Internet-Dienste
4.1. E-mail
Der im Internet am häufigsten in Anspruch genommene Dienst ist die E-mail, die electronic-mail, die es seit 1972 gibt.
Im Grunde ist die elektronische Post der normalen Briefpost sehr ähnlich. Sie dient ebenfalls der Übermittlung schriftlicher Nachrichten zwischen zwei Orten, wobei die E-mail den Vorteil hat, jederzeit versandt und empfangen werden zu können.
Rein theoretisch steht eine e-mail unmittelbar nach dem Abschicken im Postfach des Empfängers zur Verfügung, in der Praxis ergeben sich Verzögerungen von einigen Minuten bis wenigen Stunden. Der Empfänger hat jederzeit Zugriff auf sein Postfach und kann E-mails abholen und verschicken. E-mails sind nicht nur auf Texte beschränkt, man kann auch Bilder und Klangdateien anhängen und als Anlage verschicken. Durch die oben genannten Merkmale ist die elektronische Post sehr viel flexibler und leistungsfähiger als die normale Post.

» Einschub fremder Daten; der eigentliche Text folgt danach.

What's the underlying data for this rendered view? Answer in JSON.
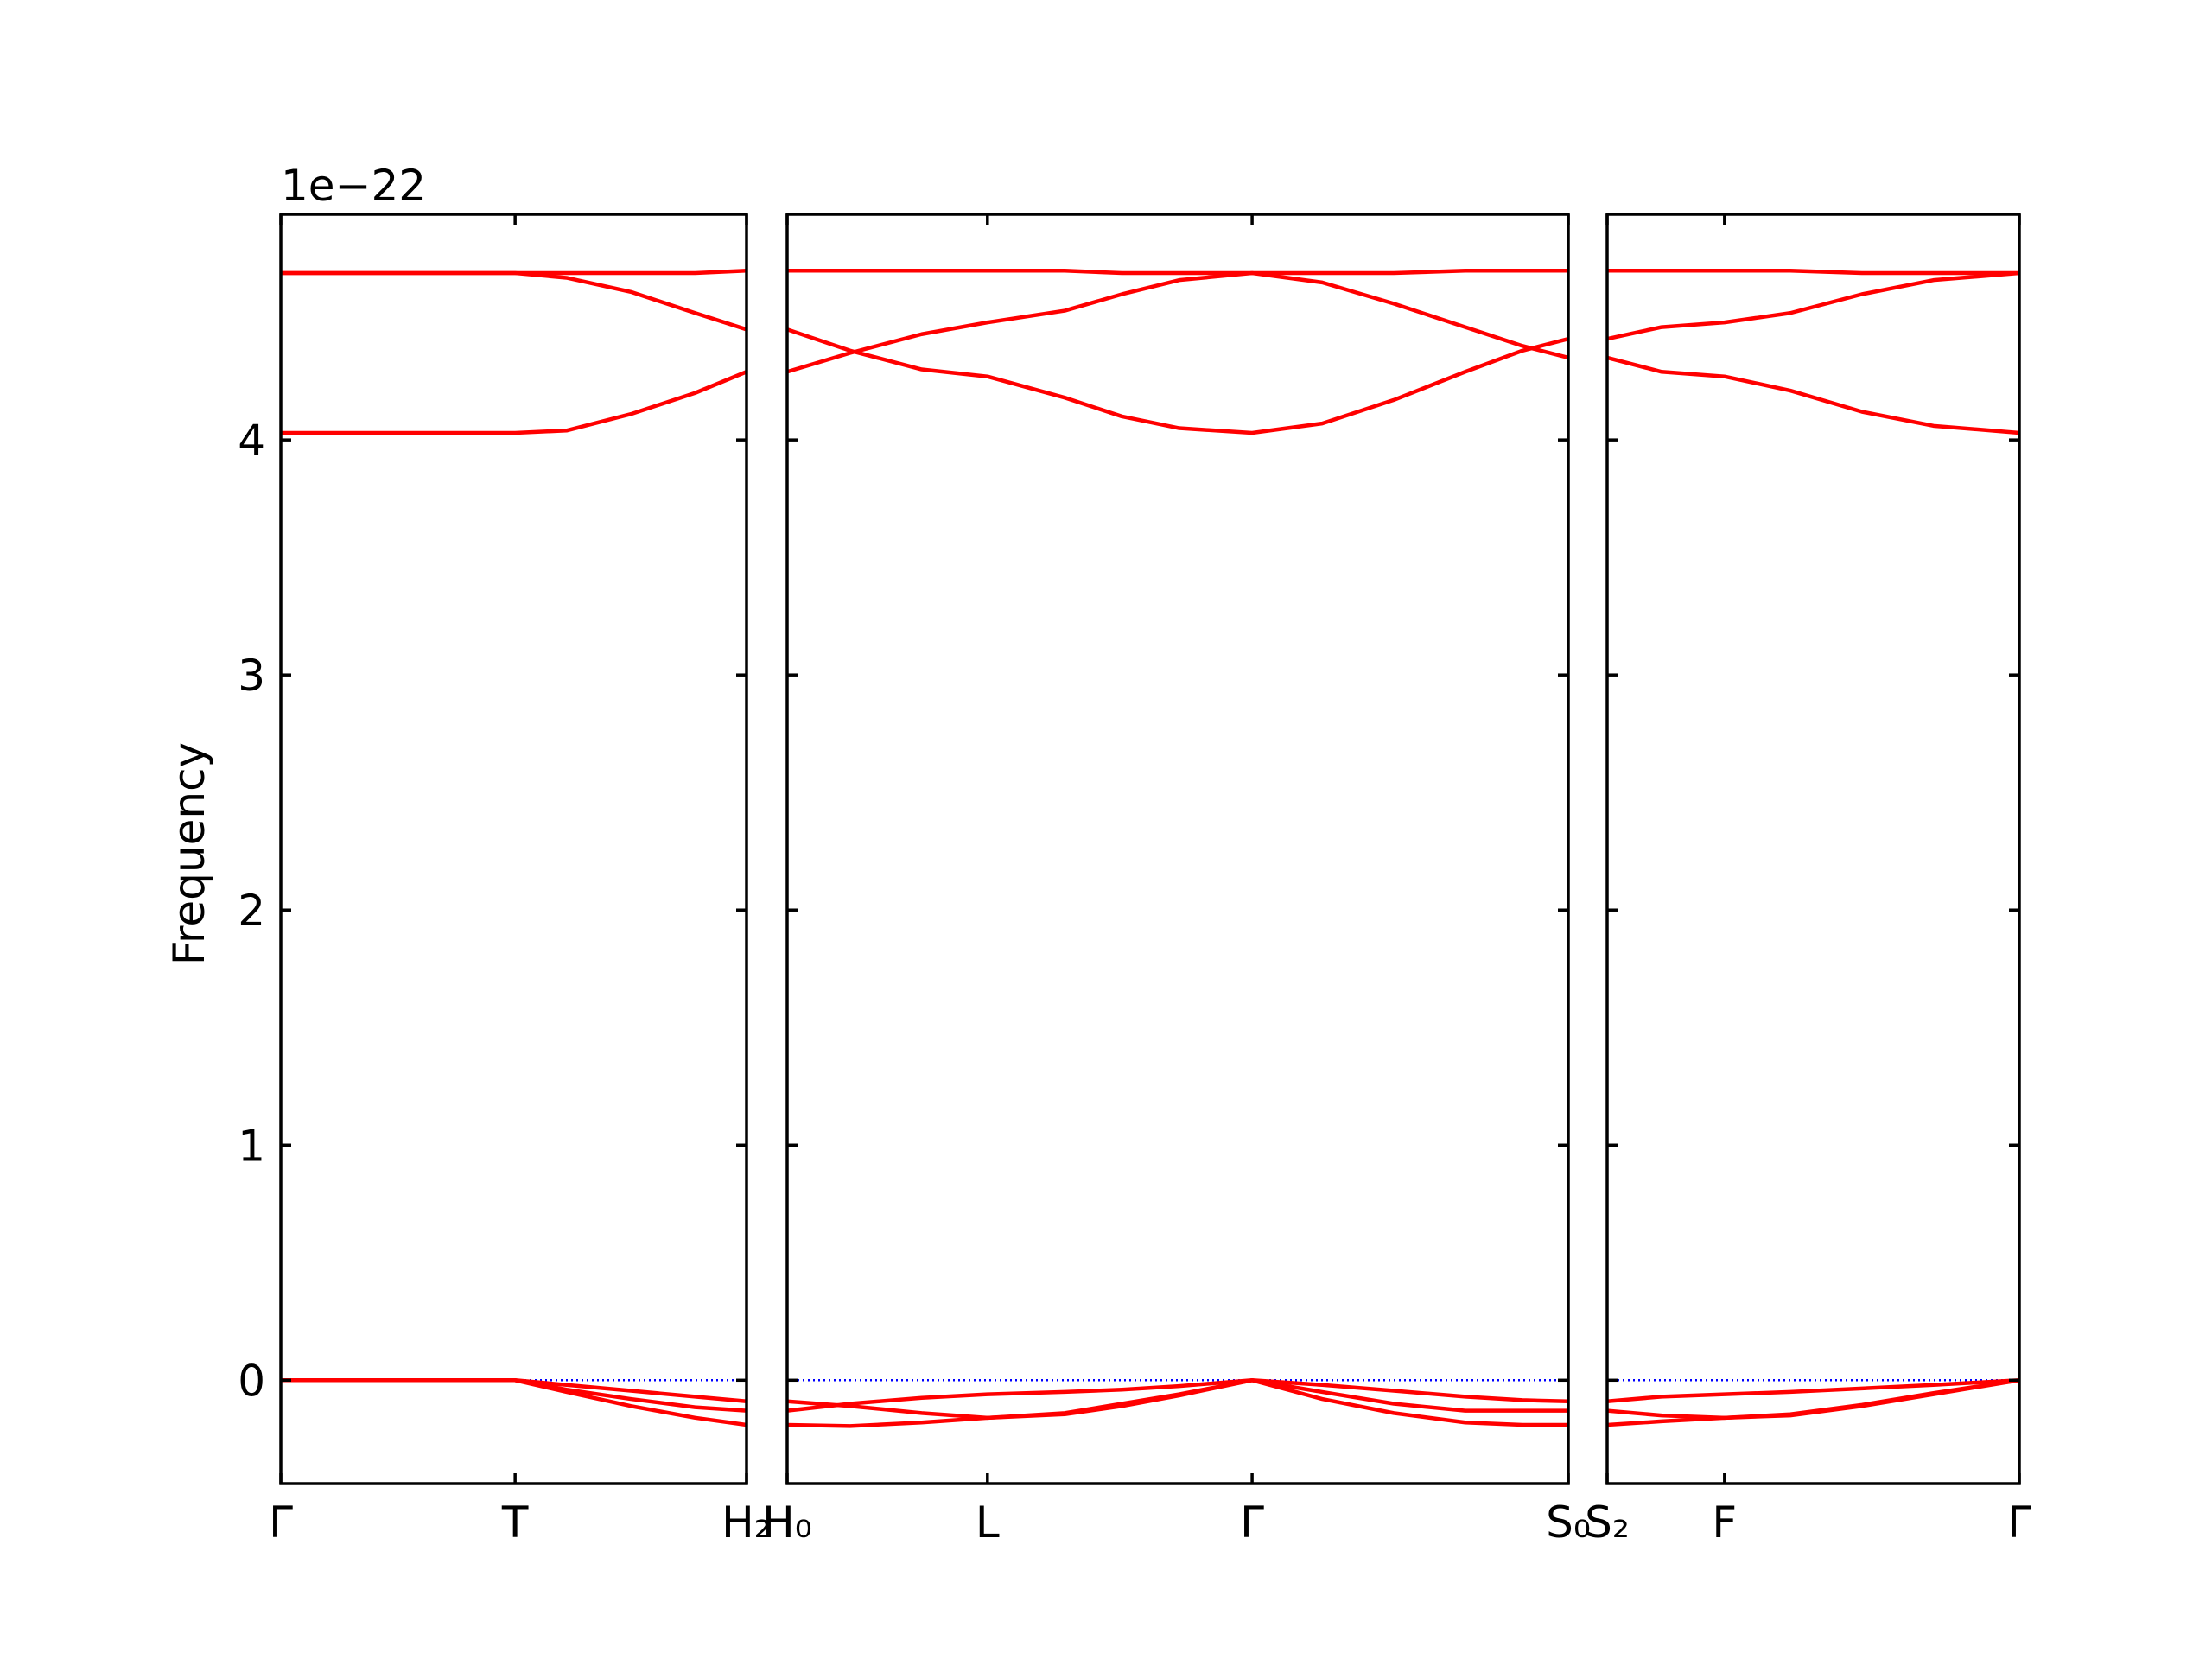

E-mails können nicht nur zwischen zwei Adressen, sondern auch gleichzeitig an viele verschiedene Orte verschickt werden (dies kommt einem Durchschlag gleich).
4.1.1. Adressierung einer E-mail
Um eine E-mail zu verschicken, genügt es nicht, nur den Namen des Empfängers anzugeben; man benötigt zusätzlich den Namen des Hosts2, bei dem der Empfänger angemeldet ist. Die Adresse wird hierbei wie bei der Briefpost rückwärts gelesen: Erst das Land, dann der Ort und die Adresse/Host, dann der Name/Empfänger der E-mail. Hierbei kann der Name eines Empfängers auch ein Pseudonym, ein sogenannter Screenname sein, unter dem der Benutzer im Internet erscheint.
Zum Beispiel:
person_x@provider_y.de
Das heißt:
Der Empfänger wohnt in Deutschland (.de), hat sein Postfach bei (@=“bei“) provider_y und sein Screenname ist person_x. So ist eine eindeutige Identifizierung auf der ganzen Welt möglich.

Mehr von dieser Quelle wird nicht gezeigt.